Le siècle de Perdriel

publié le 28/05/2023

Le fondateur de l’Obs (avec Jean Daniel), approche les cent ans. Un peu tôt, dit-il, pour prendre sa retraite…

Claude Perdriel- Photo JOEL SAGET AFP

Ce sera à coup sûr le plus jeune centenaire des médias. Dans la Lettre A, Claude Perdriel, 96 ans, directeur de l’hebdo Challenges, annonce qu’il restera en poste au moins deux ans de plus et qu’il attendra d’avoir cent ans pour se poser vraiment la question de la retraite. Place aux jeunes ! dit-on parfois. Dans le cas de Perdriel, voilà une formule bien inconséquente. Les journalistes de Challenges, comme tous ceux qui ont travaillé avec lui, ont toujours préféré le futur centenaire à ses cadets.

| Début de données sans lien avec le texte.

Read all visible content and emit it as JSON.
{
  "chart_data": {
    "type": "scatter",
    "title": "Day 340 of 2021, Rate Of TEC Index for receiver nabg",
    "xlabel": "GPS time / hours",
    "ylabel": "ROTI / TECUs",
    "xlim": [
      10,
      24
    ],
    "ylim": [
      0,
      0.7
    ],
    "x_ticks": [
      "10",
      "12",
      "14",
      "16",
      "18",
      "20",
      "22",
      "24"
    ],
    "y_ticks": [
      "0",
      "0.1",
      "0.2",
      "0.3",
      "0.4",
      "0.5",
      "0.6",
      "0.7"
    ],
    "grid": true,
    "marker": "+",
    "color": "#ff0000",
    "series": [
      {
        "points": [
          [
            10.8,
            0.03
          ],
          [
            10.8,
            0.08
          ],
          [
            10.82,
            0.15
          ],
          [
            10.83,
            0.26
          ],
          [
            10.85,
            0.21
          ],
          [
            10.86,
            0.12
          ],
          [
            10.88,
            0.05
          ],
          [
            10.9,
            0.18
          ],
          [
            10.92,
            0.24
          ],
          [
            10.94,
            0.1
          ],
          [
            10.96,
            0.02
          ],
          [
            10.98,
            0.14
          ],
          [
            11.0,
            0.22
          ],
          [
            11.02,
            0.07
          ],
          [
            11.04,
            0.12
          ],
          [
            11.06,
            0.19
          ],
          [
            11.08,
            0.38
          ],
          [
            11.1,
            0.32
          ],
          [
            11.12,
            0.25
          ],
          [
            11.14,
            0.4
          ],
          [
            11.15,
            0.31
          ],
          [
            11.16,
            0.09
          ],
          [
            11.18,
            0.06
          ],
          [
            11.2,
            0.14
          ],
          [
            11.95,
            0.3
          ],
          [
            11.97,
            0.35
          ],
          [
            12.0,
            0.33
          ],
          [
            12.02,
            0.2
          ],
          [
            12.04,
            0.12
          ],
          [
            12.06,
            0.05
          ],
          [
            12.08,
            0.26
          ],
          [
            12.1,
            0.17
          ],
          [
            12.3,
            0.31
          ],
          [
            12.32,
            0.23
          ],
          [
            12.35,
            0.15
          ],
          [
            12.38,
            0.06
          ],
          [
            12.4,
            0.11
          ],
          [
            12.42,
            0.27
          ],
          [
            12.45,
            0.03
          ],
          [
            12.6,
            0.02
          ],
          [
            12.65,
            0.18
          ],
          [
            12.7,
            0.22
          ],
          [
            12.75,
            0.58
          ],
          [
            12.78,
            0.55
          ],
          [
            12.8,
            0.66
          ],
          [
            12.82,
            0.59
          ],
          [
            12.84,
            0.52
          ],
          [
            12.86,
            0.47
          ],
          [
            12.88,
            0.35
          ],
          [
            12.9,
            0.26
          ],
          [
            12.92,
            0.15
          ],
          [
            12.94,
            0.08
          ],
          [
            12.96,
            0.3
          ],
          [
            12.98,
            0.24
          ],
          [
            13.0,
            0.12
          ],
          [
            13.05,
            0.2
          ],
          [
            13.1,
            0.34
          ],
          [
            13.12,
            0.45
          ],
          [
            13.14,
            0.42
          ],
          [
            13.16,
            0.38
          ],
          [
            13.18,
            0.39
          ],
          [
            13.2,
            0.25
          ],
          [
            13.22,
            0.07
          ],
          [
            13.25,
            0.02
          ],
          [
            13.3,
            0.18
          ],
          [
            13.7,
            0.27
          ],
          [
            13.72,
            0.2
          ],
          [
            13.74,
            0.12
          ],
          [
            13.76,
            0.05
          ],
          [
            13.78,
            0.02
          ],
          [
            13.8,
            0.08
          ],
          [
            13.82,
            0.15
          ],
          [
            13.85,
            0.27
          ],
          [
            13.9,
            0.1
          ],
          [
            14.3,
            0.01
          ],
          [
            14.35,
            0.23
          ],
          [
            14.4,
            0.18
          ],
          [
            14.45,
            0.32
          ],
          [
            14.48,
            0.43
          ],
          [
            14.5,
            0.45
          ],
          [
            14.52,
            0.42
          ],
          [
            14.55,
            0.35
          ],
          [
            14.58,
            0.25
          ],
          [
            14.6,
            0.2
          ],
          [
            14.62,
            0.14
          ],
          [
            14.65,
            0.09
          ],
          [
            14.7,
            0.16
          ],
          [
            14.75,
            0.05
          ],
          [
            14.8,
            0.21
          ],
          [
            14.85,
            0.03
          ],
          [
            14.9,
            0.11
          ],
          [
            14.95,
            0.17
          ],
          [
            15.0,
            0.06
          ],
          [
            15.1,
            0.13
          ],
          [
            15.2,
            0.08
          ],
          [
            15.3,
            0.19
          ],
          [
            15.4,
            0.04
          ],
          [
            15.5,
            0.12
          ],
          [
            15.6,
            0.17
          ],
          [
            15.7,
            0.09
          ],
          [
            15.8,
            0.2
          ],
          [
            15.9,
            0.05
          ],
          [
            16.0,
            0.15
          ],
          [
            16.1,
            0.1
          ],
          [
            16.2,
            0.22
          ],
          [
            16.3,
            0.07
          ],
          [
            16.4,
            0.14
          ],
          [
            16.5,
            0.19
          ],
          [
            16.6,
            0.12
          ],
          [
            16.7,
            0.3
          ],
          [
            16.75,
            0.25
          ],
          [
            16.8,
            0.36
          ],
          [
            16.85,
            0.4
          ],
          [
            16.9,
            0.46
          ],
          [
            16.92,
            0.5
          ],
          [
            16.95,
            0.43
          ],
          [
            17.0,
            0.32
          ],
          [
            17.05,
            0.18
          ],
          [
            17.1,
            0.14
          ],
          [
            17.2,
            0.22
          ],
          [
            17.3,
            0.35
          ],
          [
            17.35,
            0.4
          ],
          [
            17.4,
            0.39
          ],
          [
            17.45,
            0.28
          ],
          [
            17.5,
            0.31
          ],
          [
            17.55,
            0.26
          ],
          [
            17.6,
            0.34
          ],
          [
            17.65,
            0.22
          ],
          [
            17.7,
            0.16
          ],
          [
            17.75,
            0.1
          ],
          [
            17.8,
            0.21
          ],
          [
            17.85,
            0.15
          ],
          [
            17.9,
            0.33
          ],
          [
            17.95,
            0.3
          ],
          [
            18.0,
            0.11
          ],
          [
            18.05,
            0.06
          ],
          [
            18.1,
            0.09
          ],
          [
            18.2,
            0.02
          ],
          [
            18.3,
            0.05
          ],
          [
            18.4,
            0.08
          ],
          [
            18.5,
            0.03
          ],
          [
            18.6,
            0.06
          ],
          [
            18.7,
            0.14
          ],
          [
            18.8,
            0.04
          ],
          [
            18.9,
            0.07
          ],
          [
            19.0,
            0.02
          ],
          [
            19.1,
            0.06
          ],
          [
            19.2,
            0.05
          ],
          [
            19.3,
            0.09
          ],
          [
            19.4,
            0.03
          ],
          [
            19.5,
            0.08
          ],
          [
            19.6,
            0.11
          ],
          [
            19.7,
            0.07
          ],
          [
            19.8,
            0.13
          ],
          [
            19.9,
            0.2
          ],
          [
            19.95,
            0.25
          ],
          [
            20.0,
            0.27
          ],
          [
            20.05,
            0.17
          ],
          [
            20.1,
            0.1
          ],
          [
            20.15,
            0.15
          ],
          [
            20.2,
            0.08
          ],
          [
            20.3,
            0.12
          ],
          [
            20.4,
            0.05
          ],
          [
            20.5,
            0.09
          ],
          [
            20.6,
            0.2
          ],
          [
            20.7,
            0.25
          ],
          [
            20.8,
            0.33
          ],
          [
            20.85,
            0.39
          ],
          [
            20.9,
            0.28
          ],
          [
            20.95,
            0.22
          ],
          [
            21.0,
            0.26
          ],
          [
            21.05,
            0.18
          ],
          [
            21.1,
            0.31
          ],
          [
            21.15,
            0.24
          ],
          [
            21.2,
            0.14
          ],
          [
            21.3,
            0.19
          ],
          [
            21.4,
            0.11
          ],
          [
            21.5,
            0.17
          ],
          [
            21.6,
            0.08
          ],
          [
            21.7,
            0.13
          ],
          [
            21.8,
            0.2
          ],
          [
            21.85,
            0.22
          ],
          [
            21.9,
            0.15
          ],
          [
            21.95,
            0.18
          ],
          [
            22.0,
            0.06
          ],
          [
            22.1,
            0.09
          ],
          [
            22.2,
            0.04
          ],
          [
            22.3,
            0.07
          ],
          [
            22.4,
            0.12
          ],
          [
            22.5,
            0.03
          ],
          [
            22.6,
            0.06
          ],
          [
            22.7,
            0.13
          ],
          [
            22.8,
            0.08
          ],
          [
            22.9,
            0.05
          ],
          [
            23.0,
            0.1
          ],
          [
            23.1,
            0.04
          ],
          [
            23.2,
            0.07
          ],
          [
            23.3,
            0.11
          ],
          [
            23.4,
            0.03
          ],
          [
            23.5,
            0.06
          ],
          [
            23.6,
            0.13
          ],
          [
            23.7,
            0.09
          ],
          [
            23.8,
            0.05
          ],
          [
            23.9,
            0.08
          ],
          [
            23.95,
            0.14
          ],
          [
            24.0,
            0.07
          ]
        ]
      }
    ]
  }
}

La passion de la presse, depuis l’origine, jusqu’au siècle… Perdriel, c’est l’homme pressé. Pour avoir passé quelques vacances avec lui, on peut témoigner que c’est une expérience exténuante, au rythme d’une activité trépidante commencée tôt le matin et terminée après minuit. Il ne dit pas : « Je vais consulter mes juristes » mais « je vais convaincre mon avocat ».

Il aime les décisions rapides et surtout leur mise en œuvre immédiate. Une fois sa conviction faite, il prend tous les risques, quitte à jouer tapis avec son propre patrimoine. Lors d’une récente entrevue, il regardait sa montre, sur le point de sauter dans un avion à 94 ans, pour une tournée de ses filiales asiatiques.  

Tout cela vient de loin. Déjà, dans les années 1950, jeune entrepreneur, il vendait aux terrasses de Saint-Germain des Prés « Les Saisons », une revue littéraire qu’il avait renflouée avec ses premières économies. C’était le début d’une longue histoire d’amour et de journaux. Polytechnicien, industriel inventif, il assoit sa prospérité dans le secteur sanitaire, avec un brevet original qui lui procure une ressource régulière et un large confort.

Mais l’argent n’est pour lui qu’un moyen, celui d’assouvir sa vraie vocation : directeur de journal. Avec Jean Daniel, il prend le contrôle d’un hebdo respecté mais désargenté, qui devient Le Nouvel Observateur, l’organe de la gauche intelligente, qui prend son envol dans l’après-68, brillant, drôle, profond, rendez-vous des plumes vif-argent et des intellectuels progressistes.

Ce succès ne lui suffit pas : pour épauler la montée de la gauche vers le pouvoir, il crée Le Matin, quotidien d’information et de combat. Après une réussite initiale, le journal pâtit de la victoire de la gauche et Mitterrand en profite pour placer ses proches à sa tête, ce qui précipite sa chute. Perdriel revient à l’Obs, lui aussi en difficulté. Il hypothèque son appartement, engloutit les bénéfices de son entreprise industrielle pour un redressement spectaculaire qui propulse l’Obs en tête de la vente des hebdos.

Après cinquante années de service à la tête du journal, il passe la main à Xavier Niel et au groupe Le Monde. Pour se retirer ? Certainement pas : à plus de 80 ans, il garde son hebdo économique, Challenges et acquiert le groupe Sofia, avec ses titres prestigieux que sont Historia, l’Histoire ou La Recherche. Il a prévu de les céder après son retrait, qui risque de venir encore plus tard qu’il le dit. Place aux jeunes ? Certes. Mais pour l’instant, le jeune, c’est lui.